Talking politics with Jack Antaramian
If you go:
What: Democratic vice presidential candidate Joe Biden rally
When: 5:30 p.m. Wednesday, October 8, 2008
Where: Alico Arena, 10501 FGCU Blvd. S. in Estero
Tickets: All tickets have been given out. The arena opens at 3 p.m. Public parking is limited, but there is an overflow lot at Germain Arena, 11000 Everblades Parkway in Estero. Carpooling is encouraged.
Don’t Bring: Bags are discouraged, and signs and banners aren’t allowed. Please limit personal items.
NAPLES — Forgot to get a ticket for Joe Biden’s rally in Estero this evening? Tough luck.
All tickets for the event have been given out, the Barack Obama campaign said Tuesday night.
Ticketless souls who want to hear the Democrats’ vice presidential pick can stop by Alico Arena before the program starts at 5:30 p.m., but they should know they may not get in, said Adrianne Marsh, a campaign spokeswoman.

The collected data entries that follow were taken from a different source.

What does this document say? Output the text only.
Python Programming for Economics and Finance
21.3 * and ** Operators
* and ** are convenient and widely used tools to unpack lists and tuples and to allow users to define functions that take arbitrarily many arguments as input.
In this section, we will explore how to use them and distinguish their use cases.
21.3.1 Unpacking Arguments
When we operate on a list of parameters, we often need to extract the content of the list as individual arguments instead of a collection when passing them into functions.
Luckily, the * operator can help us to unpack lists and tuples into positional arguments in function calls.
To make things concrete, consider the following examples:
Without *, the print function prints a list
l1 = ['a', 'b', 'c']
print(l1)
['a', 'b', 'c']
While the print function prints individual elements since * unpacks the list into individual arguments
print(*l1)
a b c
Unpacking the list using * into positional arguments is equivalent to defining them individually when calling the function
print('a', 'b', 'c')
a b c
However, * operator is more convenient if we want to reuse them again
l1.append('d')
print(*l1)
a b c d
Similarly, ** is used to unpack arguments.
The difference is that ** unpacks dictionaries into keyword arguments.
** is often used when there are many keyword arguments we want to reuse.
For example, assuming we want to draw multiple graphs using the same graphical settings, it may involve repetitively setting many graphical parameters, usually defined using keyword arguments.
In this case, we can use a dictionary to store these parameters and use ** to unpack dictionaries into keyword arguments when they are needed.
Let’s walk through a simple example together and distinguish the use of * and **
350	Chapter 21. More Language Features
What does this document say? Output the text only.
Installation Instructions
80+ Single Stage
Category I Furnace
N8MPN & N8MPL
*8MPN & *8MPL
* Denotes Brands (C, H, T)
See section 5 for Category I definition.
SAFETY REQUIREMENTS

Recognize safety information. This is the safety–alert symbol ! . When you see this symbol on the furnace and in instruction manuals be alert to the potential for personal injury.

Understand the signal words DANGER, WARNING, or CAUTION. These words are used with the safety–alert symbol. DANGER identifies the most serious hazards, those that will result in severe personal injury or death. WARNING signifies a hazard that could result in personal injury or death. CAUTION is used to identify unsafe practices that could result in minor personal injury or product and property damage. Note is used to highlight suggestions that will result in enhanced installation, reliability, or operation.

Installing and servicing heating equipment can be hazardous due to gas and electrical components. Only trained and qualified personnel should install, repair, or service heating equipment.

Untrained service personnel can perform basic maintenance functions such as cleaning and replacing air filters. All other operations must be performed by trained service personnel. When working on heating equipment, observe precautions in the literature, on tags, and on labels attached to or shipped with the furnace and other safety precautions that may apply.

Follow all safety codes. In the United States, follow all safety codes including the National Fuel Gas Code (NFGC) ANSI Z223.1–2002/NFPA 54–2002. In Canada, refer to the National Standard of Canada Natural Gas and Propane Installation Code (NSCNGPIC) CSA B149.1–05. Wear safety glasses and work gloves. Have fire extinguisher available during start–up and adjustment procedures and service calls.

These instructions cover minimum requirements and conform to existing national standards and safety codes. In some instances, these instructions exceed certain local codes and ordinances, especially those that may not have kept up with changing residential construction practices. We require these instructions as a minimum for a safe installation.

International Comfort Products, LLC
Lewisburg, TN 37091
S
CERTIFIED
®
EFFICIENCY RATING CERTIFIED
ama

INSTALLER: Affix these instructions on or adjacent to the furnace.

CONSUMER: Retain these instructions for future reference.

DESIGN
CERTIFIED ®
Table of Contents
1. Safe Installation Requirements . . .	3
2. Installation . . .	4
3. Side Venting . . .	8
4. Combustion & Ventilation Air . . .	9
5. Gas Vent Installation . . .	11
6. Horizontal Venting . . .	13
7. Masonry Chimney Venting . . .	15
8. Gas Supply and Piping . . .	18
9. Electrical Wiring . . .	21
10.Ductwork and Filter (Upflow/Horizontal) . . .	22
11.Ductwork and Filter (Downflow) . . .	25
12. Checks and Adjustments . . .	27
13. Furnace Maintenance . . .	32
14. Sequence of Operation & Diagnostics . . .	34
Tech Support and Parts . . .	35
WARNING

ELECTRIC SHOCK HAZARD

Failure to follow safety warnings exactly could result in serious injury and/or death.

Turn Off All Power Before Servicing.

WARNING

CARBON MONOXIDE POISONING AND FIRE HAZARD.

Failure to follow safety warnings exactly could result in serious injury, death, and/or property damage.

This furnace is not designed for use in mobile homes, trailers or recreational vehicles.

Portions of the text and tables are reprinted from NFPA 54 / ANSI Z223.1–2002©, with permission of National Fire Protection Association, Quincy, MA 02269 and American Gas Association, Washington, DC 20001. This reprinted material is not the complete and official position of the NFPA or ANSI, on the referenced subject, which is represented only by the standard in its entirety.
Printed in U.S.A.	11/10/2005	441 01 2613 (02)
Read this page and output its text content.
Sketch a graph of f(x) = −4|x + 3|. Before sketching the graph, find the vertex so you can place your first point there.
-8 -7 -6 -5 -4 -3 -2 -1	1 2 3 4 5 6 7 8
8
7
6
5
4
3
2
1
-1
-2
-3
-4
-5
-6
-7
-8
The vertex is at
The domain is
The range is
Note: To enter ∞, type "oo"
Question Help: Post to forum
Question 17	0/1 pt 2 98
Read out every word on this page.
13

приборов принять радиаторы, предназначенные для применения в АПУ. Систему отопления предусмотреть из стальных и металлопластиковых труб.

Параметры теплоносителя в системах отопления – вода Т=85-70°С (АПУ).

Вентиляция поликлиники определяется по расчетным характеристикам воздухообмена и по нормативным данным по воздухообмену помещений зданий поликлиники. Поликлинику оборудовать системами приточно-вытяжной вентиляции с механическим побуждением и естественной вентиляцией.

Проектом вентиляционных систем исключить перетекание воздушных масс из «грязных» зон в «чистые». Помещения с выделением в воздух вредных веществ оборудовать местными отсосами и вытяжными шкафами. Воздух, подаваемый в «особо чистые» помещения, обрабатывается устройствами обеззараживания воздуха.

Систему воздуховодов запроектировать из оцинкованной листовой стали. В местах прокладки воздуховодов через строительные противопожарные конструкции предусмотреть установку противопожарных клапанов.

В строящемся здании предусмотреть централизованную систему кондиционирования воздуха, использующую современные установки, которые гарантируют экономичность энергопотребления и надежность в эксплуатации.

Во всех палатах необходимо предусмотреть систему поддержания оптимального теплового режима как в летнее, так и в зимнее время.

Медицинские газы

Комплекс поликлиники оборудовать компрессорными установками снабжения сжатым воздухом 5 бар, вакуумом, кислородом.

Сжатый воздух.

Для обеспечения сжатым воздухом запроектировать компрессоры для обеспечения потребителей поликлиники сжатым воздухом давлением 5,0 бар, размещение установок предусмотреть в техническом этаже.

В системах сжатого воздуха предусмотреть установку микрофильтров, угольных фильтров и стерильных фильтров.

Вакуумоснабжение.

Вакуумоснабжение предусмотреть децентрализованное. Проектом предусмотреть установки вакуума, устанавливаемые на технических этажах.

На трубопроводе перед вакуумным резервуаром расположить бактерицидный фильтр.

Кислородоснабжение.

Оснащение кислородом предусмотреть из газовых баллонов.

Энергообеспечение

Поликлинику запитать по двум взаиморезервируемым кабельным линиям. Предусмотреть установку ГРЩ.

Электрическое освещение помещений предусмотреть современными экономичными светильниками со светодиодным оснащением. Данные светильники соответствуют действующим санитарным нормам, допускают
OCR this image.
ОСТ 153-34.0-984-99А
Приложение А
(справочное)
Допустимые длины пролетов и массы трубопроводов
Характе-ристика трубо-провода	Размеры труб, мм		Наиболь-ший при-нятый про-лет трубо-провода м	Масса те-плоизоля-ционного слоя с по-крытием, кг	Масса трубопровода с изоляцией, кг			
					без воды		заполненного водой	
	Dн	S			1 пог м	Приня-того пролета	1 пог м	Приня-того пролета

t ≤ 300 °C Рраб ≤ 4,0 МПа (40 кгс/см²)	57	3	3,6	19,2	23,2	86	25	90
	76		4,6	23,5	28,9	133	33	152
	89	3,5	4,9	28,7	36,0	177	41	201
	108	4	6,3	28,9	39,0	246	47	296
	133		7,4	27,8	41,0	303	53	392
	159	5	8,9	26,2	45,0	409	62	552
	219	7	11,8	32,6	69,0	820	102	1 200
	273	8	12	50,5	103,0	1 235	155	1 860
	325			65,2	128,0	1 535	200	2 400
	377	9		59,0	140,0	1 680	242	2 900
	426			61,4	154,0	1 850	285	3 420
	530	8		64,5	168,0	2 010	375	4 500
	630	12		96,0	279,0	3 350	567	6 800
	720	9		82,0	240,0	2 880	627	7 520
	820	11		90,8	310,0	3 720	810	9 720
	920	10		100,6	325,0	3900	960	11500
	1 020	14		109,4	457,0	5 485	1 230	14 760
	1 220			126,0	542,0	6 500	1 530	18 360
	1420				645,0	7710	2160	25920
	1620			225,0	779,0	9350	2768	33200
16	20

The arena, which is on the Florida Gulf Coast University campus, holds about 4,500 people.
The rally is part of Biden’s swing through Southwest Florida and comes two days after Gov. Sarah Palin, the Republican pick for vice president, fired up a crowd of close to 9,000 people at Germain Arena.
Biden will also attend a Naples fundraiser hosted by developer Jack Antaramian.
The local interest in both campaigns comes at a time when thousands of vacant homes in Lee and Collier counties stand as proof of the region’s economic troubles. Biden will focus his speech on the economy’s woes and its future, according to a campaign statement, and the economy was certainly on the minds of many Democratic volunteers at Alico Arena on Tuesday.
“There’s no jobs, nothing,” said volunteer Tonya Rodreguez of Fort Myers. “It used to be that you could open the Sunday paper and see a book of jobs.”
Democratic presidential hopeful Barack Obama will look out for the middle class, she said: “He’s going to help the normal people.”
Rodreguez and about 20 other volunteers, students and kids spent the afternoon preparing for the rally, creating signs and slogans (the campaign isn’t allowing homemade banners). As they painted with brush and finger, they cited many goals that made them support Obama, from fixing the troubled economy to restoring respect for the Constitution.
Sitting on the arena’s floor, 10-year-old Jenna Suid of Naples had this to say about the Republican ticket’s position on the environment: “McCain, he doesn’t care about global warming — and Palin, she doesn’t believe it.”
Others said they were also upset by how the Bush administration has, as they saw it, trampled the rule of law.
One was junior Brian Ford, who helped start the university’s Students for Barack Obama club over the summer, and now leads it.
“I want someone who respected the Constitution,” said Ford, who is studying political science and sociology. “I think we’ve had the most secretive administration in a while.”
Volunteer Kelly Lawrence, an English teacher at Edison Community College, cited President Bush’s wiretapping program and the administration’s secretiveness as key problems.
“Without some sort of transparency, we can’t have a democracy,” she said.
Erin Darmody, 19, said the event was the first time she’s been involved with a political campaign.
She’s concerned about where America’s energy will come from in the future, and thinks that Obama and Biden will do better solving that problem than their opponents.
“Joe Biden’s been looking at alternative fuel since forever,” she said, painting a “You go Joe!” sign in broad blue strokes.
She wasn’t voting Democratic without giving the other side a chance — she also tuned into Palin’s rally on Monday.
But parts of it just upset her.
“I don’t really like ‘Drill, baby, drill,’” Darmody said of Palin’s call for off-shore oil rigs. “I was screaming at the TV when she was saying how she wanted to drill.”
Volunteer Joanie Freeman was just happy people seem engaged in their government again: “I think this is the most important election of my 60 years.”